SSR Extra: A Brief Interview with Ken Liu

In honor of this year’s Hugos — and my excitement at attending WorldCon for the first time — I will be publishing interviews with the three writers nominated for Best Short Story; this week, I’ve interviewed, albeit briefly on account of his time constraints due to career obligations and a novel in the works, Ken Liu, author of “Mono no aware” (reviewed as part of my Hugo Short Story post).

Ken Liu‘s stories have appeared in magazines such as F&SF, Asimov’s, Strange Horizons, Lightspeed, and Clarkesworld. In 2012, he won the Hugo and the Nebula, and the World Fantasy Award for his story “The Paper Menagerie.” He also writes poetry, and sometimes translates Chinese fiction into English. Among the likes that he lists on his website are “old clothes, old friends, new ideas.”

What is one of your favorite stories you have written and why?

Probably “Single-Bit Error.” I loved this story, but I had a really hard time selling it — years and years of rejections followed. In fact, it garnered so many rejections that I gave up writing altogether for some time. But finally, the editors of THOUGHTCRIME EXPERIMENTS, an anthology focused on stories that have been rejected by others, took it. That sale meant a lot to me, and basically revived my passion in writing. It doesn’t matter how many rejections you get, only that you find the one editor, the one reader who connects with what you’re trying to do.

I must say I also have a soft spot for “Mono no aware” as well. I wrote this story within a week from start to final draft, and it was fun to see that I could work under a deadline, which I think is a pretty essential skill for a writer.

How do you write stories? Do you edit extensively? Do you write so much per day?

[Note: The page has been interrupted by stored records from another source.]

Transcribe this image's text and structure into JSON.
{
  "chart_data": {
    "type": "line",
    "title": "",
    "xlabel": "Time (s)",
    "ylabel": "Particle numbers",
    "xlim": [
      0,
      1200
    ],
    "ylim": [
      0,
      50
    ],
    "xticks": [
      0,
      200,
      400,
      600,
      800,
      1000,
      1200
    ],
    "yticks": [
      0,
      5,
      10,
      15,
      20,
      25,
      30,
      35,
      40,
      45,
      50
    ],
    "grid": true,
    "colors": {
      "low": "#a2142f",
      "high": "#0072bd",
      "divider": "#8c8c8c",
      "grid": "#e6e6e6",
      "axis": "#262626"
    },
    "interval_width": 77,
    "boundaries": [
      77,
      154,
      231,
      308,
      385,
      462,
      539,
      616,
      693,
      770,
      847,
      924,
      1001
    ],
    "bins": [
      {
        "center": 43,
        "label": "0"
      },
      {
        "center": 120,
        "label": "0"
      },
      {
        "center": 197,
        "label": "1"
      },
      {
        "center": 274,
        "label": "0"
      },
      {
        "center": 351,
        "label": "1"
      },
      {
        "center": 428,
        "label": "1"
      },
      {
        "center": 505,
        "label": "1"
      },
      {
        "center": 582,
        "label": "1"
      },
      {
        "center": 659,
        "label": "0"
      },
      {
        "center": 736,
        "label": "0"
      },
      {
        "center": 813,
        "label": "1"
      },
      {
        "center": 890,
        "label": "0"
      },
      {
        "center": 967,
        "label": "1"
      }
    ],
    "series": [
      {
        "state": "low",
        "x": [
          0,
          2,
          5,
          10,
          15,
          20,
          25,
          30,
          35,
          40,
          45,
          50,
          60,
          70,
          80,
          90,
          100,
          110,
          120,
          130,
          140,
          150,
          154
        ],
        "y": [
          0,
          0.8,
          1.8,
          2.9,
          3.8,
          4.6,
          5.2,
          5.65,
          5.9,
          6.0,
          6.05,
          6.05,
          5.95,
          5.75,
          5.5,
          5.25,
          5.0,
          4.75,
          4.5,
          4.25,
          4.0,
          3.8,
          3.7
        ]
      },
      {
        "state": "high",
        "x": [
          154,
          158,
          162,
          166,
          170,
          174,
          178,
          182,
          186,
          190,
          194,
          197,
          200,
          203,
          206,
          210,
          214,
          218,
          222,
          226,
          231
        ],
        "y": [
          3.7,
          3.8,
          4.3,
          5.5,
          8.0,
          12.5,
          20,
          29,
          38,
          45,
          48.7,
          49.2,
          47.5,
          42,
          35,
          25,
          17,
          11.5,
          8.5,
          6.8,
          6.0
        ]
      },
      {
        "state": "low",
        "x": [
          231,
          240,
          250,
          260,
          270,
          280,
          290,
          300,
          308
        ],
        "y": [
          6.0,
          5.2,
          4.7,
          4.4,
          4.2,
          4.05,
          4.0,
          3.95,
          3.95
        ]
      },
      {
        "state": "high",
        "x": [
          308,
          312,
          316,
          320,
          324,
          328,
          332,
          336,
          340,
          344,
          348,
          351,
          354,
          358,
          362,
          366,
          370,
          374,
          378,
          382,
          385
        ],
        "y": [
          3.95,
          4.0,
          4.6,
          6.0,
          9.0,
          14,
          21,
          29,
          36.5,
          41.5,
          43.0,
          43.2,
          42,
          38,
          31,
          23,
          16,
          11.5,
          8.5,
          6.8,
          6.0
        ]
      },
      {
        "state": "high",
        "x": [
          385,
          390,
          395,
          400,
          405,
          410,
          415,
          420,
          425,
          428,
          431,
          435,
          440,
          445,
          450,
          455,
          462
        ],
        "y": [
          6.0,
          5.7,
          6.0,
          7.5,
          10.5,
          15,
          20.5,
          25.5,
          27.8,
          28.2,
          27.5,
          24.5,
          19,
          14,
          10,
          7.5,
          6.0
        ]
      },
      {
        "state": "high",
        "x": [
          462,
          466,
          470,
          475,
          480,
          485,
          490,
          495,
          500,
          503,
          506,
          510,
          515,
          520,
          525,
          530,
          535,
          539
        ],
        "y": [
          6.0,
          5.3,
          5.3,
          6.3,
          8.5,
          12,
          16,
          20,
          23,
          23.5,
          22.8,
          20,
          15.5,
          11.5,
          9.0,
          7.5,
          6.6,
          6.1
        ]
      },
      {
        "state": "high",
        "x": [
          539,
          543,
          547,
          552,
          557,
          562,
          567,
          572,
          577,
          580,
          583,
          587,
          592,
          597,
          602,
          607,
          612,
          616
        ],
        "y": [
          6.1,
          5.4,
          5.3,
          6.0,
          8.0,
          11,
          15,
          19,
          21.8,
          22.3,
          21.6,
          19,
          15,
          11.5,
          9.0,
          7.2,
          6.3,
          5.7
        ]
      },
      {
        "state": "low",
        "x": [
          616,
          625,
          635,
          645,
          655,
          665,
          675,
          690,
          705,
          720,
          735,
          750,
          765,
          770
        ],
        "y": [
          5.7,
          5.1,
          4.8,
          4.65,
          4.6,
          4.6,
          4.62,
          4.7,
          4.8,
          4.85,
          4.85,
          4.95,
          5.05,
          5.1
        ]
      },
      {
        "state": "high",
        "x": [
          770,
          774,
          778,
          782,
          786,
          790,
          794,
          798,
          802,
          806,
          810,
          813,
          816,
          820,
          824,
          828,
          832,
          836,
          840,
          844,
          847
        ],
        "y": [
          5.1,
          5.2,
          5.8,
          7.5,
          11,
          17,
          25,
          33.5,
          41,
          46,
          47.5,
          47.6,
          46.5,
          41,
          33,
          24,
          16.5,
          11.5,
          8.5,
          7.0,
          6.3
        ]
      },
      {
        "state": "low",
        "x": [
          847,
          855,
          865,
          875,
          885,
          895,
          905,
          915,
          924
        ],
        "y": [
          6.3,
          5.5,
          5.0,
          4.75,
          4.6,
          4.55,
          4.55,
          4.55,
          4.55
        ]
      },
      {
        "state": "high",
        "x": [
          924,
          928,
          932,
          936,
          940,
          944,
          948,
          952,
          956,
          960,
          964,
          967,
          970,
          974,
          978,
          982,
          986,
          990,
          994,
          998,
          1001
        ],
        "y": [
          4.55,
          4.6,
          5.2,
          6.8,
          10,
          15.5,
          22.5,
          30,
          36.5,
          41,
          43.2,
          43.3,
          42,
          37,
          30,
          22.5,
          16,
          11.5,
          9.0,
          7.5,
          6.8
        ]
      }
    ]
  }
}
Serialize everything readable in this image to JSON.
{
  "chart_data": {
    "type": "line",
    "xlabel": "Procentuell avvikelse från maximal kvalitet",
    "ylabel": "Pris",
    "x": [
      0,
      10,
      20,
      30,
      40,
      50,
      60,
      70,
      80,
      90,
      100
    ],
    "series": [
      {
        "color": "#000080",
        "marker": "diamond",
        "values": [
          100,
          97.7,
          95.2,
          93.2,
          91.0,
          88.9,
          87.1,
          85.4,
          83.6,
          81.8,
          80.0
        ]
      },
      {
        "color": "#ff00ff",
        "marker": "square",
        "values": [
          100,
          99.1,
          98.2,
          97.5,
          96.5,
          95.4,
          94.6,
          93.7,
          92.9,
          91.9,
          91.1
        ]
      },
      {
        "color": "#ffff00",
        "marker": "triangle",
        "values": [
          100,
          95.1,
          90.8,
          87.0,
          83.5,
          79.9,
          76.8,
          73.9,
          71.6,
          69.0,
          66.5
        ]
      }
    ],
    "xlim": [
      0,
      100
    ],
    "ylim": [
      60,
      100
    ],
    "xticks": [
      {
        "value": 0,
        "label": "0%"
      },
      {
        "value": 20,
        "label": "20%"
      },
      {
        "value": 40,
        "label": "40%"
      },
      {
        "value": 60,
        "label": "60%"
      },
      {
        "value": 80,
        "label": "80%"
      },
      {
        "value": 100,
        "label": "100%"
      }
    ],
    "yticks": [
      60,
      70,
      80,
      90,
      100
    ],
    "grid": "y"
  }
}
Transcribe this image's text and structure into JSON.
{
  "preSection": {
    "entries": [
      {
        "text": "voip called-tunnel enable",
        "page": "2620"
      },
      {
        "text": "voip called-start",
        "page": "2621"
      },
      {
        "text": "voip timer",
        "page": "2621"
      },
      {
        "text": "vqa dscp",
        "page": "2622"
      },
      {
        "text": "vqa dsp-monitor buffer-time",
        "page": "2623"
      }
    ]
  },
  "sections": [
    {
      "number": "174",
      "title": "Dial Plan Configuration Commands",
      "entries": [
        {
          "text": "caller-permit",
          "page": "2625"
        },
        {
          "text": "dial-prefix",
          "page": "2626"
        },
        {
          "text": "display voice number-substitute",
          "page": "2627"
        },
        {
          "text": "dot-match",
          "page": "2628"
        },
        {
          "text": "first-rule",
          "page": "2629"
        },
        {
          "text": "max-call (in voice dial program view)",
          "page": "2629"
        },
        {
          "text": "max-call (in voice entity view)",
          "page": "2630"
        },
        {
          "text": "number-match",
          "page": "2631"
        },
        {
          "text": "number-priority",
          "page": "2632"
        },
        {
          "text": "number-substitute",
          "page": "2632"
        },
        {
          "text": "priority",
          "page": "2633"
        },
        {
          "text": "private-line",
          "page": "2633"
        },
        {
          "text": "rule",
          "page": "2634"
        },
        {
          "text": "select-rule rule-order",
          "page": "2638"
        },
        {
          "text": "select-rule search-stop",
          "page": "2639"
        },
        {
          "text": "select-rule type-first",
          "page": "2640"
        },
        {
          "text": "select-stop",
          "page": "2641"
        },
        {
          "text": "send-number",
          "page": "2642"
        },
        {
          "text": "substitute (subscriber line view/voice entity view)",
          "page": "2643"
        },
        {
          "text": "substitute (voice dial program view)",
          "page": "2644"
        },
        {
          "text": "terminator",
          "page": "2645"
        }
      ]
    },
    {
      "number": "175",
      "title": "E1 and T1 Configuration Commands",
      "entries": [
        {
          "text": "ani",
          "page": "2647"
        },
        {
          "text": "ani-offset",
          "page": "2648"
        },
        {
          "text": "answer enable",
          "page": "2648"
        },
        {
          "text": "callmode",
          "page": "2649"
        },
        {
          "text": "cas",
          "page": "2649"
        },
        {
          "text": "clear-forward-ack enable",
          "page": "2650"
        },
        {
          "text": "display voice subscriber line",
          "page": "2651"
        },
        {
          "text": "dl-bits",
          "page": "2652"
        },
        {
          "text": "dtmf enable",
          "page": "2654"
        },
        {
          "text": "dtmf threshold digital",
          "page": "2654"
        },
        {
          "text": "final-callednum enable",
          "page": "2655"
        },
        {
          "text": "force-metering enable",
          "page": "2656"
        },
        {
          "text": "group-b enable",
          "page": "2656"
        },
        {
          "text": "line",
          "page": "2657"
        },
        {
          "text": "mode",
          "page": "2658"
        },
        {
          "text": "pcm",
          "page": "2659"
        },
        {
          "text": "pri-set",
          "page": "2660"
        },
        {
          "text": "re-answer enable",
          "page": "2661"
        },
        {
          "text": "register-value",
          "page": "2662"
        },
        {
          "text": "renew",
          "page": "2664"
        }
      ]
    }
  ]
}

With two young children at home and a fairly busy day job, my writing time is severely limited. I’m still figuring out a good, consistent process because right now the writing tends to be done in whatever bits of time I can find (on the commuter train, if I get up before the kids, right after the kids fall asleep, etc.).

What do you have coming out, and what can you tell us about these stories?

My big project right now is a novel set in a fantasy world my wife and I created together. It’s an archipelago where seven states vie for dominance, and the setting is influenced by some East Asian cultural elements and historical legends. I’m excited about it and hope readers like it.